Supermarket Free Lent: the verdict

I realise it’s been a little while since I last posted on my Supermarket Free challenge (the warm weather and Easter hols have kept me busy in the garden). The Supermarket Free challenge finished on Easter Day (5 April) so it’s high time I wrote about my thoughts and observations:

1) I gave up early (!!)

Big confession here but with the Easter weekend looming and a real lack of food in the house for guests etc I gave in early and went supermarket shopping three days before the end of the challenge. Apart from that I think I did pretty well to manage seven weeks without venturing into a supermarket (except once sort of by accident in the first week).

2) I spent more money

It’s been hard to keep an exact tally of everything I spent as I found I was only buying a few items at a time and some local shops didn’t give receipts (and I kept on forgetting to ask). I calculated that I spent, on average, £58 per week on supermarket free shopping. This excludes my fortnightly veg and fruit box and milk delivery (except when I ordered orange juice). My normal budget is smaller than this one (about £40) as I try to do just one large shop a month so I’m not tempted when I keep on going to the shops, and can meal plan better.
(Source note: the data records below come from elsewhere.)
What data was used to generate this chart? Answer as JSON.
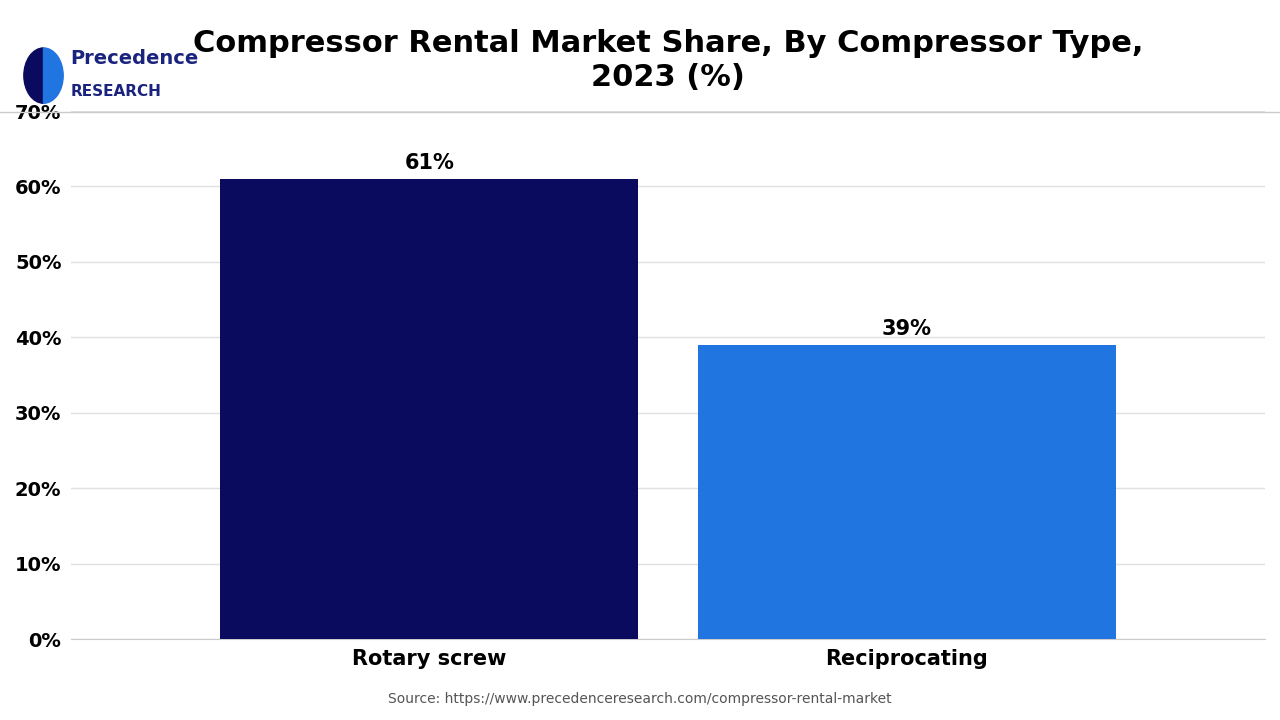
{
  "title": "Compressor Rental Market Share, By Compressor Type,\n2023 (%)",
  "categories": [
    "Rotary screw",
    "Reciprocating"
  ],
  "values": [
    61,
    39
  ],
  "bar_colors": [
    "#0a0a5e",
    "#2175e0"
  ],
  "value_labels": [
    "61%",
    "39%"
  ],
  "ylim": [
    0,
    70
  ],
  "yticks": [
    0,
    10,
    20,
    30,
    40,
    50,
    60,
    70
  ],
  "ytick_labels": [
    "0%",
    "10%",
    "20%",
    "30%",
    "40%",
    "50%",
    "60%",
    "70%"
  ],
  "background_color": "#ffffff",
  "grid_color": "#e0e0e0",
  "title_fontsize": 22,
  "tick_fontsize": 14,
  "label_fontsize": 15,
  "value_fontsize": 15,
  "source_text": "Source: https://www.precedenceresearch.com/compressor-rental-market",
  "logo_text_line1": "Precedence",
  "logo_text_line2": "RESEARCH",
  "bar_width": 0.35
}
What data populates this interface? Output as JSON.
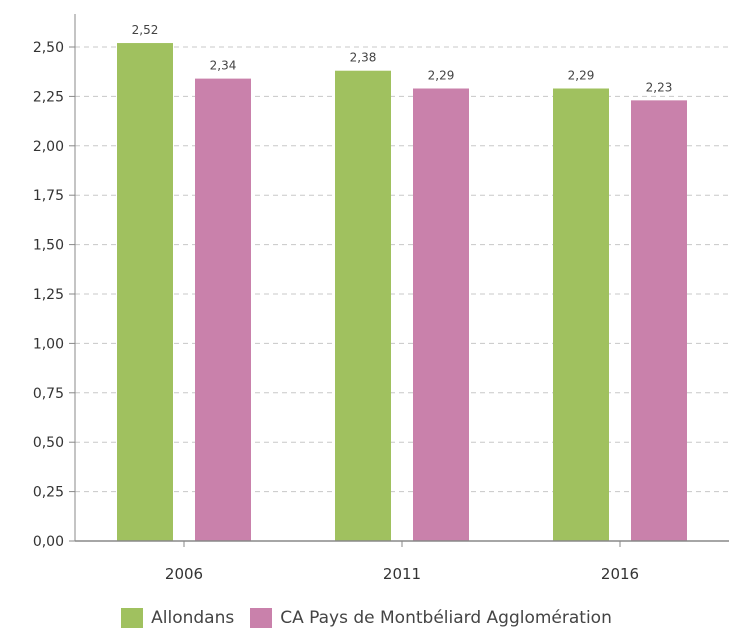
{
  "chart_data": {
    "type": "bar",
    "categories": [
      "2006",
      "2011",
      "2016"
    ],
    "series": [
      {
        "name": "Allondans",
        "values": [
          2.52,
          2.38,
          2.29
        ],
        "labels": [
          "2,52",
          "2,38",
          "2,29"
        ],
        "color": "#a0c15f"
      },
      {
        "name": "CA Pays de Montbéliard Agglomération",
        "values": [
          2.34,
          2.29,
          2.23
        ],
        "labels": [
          "2,34",
          "2,29",
          "2,23"
        ],
        "color": "#c981ab"
      }
    ],
    "ylim": [
      0,
      2.5
    ],
    "yticks": [
      0,
      0.25,
      0.5,
      0.75,
      1.0,
      1.25,
      1.5,
      1.75,
      2.0,
      2.25,
      2.5
    ],
    "ytick_labels": [
      "0,00",
      "0,25",
      "0,50",
      "0,75",
      "1,00",
      "1,25",
      "1,50",
      "1,75",
      "2,00",
      "2,25",
      "2,50"
    ],
    "grid": true,
    "legend_position": "bottom"
  }
}
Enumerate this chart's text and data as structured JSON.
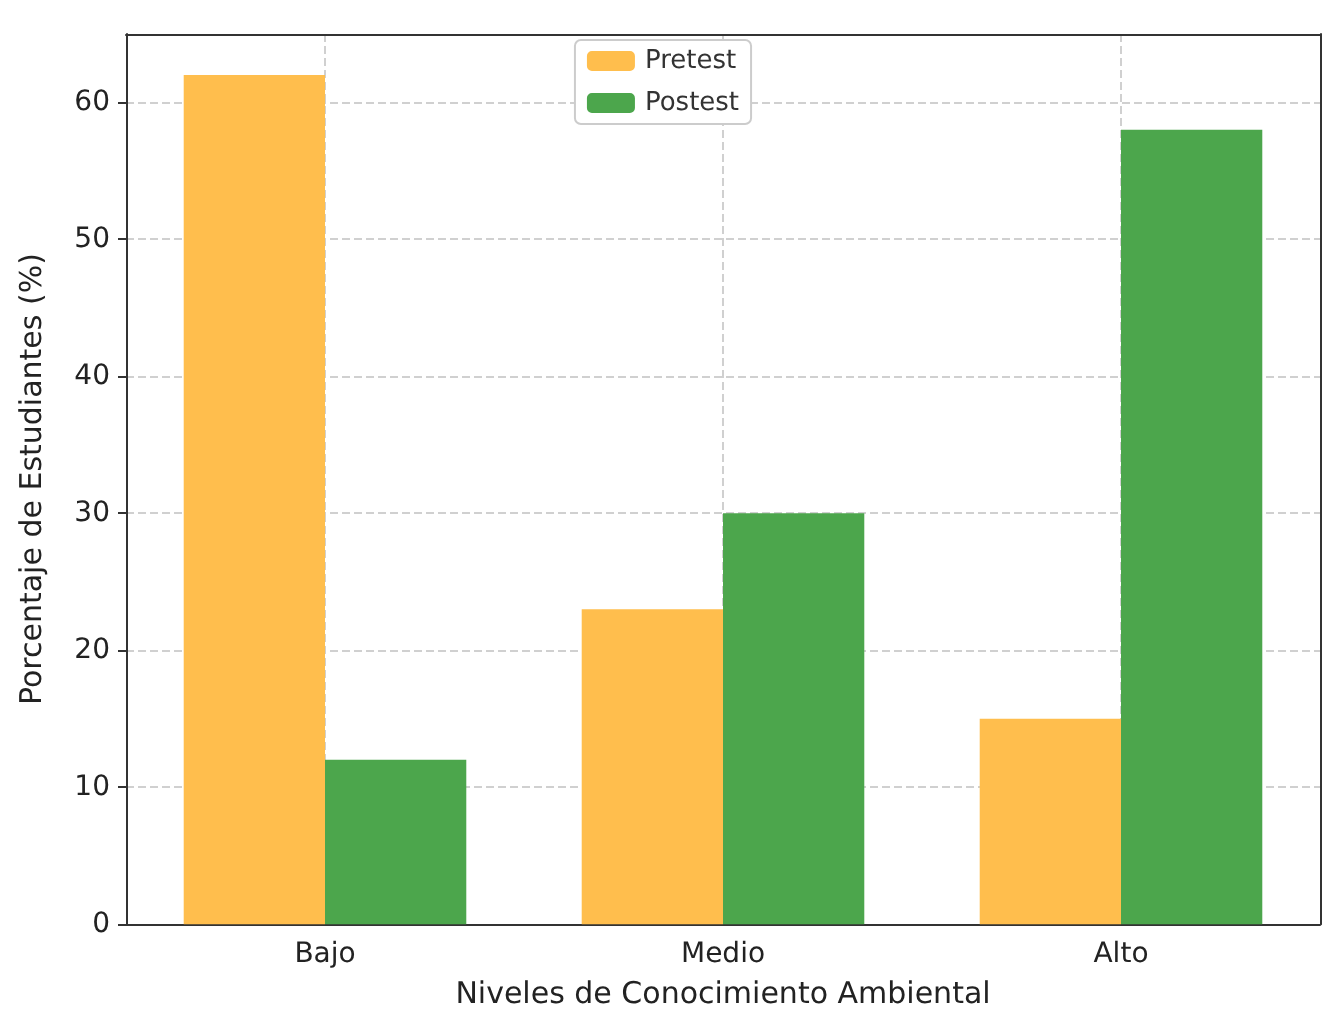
{
  "chart_data": {
    "type": "bar",
    "xlabel": "Niveles de Conocimiento Ambiental",
    "ylabel": "Porcentaje de Estudiantes (%)",
    "categories": [
      "Bajo",
      "Medio",
      "Alto"
    ],
    "series": [
      {
        "name": "Pretest",
        "color": "#ffbe4d",
        "values": [
          62,
          23,
          15
        ]
      },
      {
        "name": "Postest",
        "color": "#4ca64c",
        "values": [
          12,
          30,
          58
        ]
      }
    ],
    "ylim": [
      0,
      65
    ],
    "yticks": [
      0,
      10,
      20,
      30,
      40,
      50,
      60
    ],
    "grid": true,
    "legend": "top"
  }
}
3) I needed my own transport

Although we have made a conscious decision as a family to live in a small village and only have one car this does present many problems. We have a limited (and expensive) bus service that only goes into Bath so if I need to visit the other smaller market towns I have to use the car. If my husband is at work this can’t be done. I’m lucky that I can borrow my parents’ car from time to time but this isn’t a feasible long term answer. This is why I have relied on doorstep deliveries, from veg boxes and milk to supermarket orders. I also work on Saturdays and feel very reluctant to shop on a Sunday as it’s our only family day together (plus independent shops will be closed). I can’t see us acquiring another car in the near future and it would seem ridiculous to buy one just so I could shop more locally. I did enjoy shopping from Ethical Superstore and having the goods delivered and I also added items to my veg box and milk deliveries. I also used our local shops more, although they are expensive (£1 for a can of tomatoes!).

4) I enjoyed the slower pace of shopping

I also discovered more of some of my local towns in the search for independent shops, and ventured into some places (ie butchers) for the first time.

5) I discovered so many more shops

The personal highlights of this challenge was discovering that the local butchers are not more expensive than the supermarket and their meat tasted better. I enjoyed visiting the local street markets and using shops for more inventive purposes, ie purchasing toilet paper from a Factory Seconds shop. I was also pleasantly surprised by the low cost, yet good quality, of the local meat I picked up from the garden centre.

6) There are a few shops I will keep on using

For many reasons (transport, financial, time) I am back to using supermarkets BUT I have now discovered some great independent shops, especially butchers and greengrocers, which I will try to incorporate with my regular shopping

And finally…

7) I realised how easy and convenient supermarkets are (hence their success)

BBC Two has been running a great series called Back in Time for Dinner.It features a family who are challenged to cook, eat and live as a family would from all post war decades (1950s through to 2000 – the 1990s edition is on tonight). In the 1950s and 1960s episodes the mother had to rely heavily on local independent shops but the difference to her time and working life changed radically when the supermarkets arrived as everything could be bought in one place. The series has also highlighted how little we spend on food nowadays compared to previous eras.

I’m not sure if I will take part in Supermarket Free Lent next year as it is a long time but perhaps I will create my own version of shopping more locally.